McManaman bahkan tidak dimasukkan dalam skuat meski tampil memukau di Spanyol – sebuah keputusan yang membingungkan bintang-bintang seperti Zidane dan Raúl. Pada suatu kesempatan, dia secara pribadi meminta untuk dikeluarkan dari pertandingan persahabatan, yang secara efektif mengakhiri karirnya di Inggris.
Paul Scholes (66 caps)
Paul Scholes yang legendaris tetap menjadi pusat perdebatan terbesar di sepak bola Inggris – teka-teki lini tengah Scholes, Gerrard, dan Lampard. Dipaksa mengambil peran sayap kiri yang asing untuk mengakomodasi orang lain, dia sepertinya tidak pernah menikmati sepak bola internasional.
Menurut mantan rekan setimnya Michael Clegg, Scholes pernah berkata: “Dia benci bermain untuk Inggris… tapi terus maju karena itu yang harus Anda lakukan.”
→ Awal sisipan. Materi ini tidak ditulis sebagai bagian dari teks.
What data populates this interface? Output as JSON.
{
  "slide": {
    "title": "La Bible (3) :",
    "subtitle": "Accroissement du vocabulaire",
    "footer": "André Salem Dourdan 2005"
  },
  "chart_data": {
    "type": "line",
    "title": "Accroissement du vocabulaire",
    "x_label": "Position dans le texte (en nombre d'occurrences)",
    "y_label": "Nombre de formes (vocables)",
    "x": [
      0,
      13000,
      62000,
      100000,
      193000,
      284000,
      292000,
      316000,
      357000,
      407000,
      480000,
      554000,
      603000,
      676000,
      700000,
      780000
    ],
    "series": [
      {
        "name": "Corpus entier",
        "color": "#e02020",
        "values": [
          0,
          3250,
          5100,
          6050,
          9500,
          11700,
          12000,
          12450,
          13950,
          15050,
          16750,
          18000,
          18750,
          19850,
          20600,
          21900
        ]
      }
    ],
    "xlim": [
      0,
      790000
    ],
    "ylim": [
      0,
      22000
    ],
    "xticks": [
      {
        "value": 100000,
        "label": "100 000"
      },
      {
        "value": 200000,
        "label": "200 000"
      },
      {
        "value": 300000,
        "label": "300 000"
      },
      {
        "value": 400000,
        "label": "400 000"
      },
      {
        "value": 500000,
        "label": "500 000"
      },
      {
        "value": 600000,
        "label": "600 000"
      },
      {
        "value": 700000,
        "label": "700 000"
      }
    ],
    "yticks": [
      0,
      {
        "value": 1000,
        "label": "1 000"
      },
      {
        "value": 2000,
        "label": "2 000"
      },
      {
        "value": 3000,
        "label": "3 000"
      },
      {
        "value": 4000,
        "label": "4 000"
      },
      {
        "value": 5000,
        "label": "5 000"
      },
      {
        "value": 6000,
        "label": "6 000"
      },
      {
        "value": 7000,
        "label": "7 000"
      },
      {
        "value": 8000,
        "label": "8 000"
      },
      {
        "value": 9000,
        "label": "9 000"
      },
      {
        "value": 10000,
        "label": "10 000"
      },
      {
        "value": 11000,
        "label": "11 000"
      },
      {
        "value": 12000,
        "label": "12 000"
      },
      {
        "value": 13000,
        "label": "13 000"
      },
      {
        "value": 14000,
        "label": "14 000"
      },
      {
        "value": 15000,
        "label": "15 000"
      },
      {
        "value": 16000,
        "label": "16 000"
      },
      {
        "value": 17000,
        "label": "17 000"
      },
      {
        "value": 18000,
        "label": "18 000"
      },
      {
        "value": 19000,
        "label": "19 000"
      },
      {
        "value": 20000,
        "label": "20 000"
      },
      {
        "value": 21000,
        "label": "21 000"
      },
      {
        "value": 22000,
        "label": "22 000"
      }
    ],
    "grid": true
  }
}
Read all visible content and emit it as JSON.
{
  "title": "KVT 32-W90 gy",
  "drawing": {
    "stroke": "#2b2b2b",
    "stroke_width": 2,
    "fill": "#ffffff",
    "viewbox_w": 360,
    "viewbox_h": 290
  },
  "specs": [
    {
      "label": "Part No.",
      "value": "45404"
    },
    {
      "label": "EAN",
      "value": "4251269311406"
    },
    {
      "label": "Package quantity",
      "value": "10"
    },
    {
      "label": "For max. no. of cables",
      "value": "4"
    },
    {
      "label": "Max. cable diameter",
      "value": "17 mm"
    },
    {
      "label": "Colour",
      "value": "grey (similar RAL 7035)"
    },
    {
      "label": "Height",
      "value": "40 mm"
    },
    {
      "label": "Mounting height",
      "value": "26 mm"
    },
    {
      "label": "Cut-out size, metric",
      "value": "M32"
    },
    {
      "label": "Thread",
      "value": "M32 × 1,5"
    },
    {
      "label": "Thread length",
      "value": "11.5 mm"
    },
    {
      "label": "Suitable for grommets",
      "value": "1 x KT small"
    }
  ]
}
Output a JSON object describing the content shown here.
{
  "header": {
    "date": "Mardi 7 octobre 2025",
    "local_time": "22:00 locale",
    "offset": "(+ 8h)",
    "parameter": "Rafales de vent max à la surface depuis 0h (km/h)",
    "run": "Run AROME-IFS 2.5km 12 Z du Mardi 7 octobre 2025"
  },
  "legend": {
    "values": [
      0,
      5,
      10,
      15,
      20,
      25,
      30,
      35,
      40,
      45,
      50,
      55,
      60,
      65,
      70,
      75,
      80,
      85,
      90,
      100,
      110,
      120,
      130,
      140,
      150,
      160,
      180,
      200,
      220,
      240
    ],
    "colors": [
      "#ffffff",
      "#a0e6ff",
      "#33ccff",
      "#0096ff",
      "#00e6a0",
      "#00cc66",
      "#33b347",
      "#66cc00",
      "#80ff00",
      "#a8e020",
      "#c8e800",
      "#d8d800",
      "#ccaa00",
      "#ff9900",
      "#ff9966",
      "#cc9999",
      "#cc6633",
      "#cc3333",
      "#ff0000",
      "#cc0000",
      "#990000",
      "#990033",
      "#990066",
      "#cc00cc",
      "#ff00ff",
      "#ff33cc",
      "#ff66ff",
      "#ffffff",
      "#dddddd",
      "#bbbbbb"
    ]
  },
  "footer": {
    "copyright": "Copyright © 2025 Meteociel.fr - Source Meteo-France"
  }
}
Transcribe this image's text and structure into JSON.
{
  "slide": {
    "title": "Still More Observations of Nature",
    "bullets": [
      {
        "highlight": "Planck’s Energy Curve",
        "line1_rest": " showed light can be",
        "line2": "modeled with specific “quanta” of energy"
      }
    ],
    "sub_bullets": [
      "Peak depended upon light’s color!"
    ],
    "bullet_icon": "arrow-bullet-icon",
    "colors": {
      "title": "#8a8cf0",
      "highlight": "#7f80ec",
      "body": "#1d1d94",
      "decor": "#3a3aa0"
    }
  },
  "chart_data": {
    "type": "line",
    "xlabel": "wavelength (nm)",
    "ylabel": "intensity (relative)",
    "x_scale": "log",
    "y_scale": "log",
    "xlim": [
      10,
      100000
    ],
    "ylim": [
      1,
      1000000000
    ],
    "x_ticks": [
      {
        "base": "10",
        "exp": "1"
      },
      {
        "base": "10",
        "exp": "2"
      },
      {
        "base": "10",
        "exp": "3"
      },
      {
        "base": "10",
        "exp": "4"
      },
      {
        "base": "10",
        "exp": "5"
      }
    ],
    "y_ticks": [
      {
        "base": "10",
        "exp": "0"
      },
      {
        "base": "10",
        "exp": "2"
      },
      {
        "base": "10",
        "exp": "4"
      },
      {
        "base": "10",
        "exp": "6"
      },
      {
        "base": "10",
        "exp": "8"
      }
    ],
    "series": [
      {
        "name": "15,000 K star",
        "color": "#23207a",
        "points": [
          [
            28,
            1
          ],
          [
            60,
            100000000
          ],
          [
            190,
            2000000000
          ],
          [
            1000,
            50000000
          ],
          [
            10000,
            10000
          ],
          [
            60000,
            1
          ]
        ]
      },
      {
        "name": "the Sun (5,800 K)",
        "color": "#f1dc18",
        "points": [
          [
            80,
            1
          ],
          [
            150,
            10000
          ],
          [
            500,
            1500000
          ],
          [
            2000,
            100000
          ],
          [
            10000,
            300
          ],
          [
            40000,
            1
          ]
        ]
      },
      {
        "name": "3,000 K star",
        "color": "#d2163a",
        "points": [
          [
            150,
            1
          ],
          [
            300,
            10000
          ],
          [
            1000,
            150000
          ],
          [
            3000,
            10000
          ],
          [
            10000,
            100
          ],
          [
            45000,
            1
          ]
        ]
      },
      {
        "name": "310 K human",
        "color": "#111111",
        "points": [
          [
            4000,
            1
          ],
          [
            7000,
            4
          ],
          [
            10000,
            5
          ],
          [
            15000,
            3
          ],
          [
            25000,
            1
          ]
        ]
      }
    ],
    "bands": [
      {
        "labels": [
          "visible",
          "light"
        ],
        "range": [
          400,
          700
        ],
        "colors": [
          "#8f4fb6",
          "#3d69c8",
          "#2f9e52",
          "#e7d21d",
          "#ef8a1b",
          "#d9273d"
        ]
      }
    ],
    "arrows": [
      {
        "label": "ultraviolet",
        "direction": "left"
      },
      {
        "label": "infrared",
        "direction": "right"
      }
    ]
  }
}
Dalam otobiografinya, Scholes mengklarifikasi: “Saya merasa muak. Ketika Anda bergabung dengan sebuah tim, Anda ingin bermain sebagai satu tim – tetapi terlalu banyak yang mengejar kejayaan pribadi. Itu masalah terbesar para pemain Inggris; sebagian besar terlalu egois.”
Kesimpulan
Sepuluh bintang ini, meski cemerlang, berjuang untuk menemukan kegembiraan mewakili Inggris. Entah karena perselisihan manajemen, politik internal, atau kekecewaan pribadi, kisah-kisah mereka mengungkap sisi sepak bola internasional yang jarang dibahas – di mana talenta menghadapi gejolak di bawah beban The Three Lions.
Got it! If you have any questions or need information about players or teams, feel free to ask!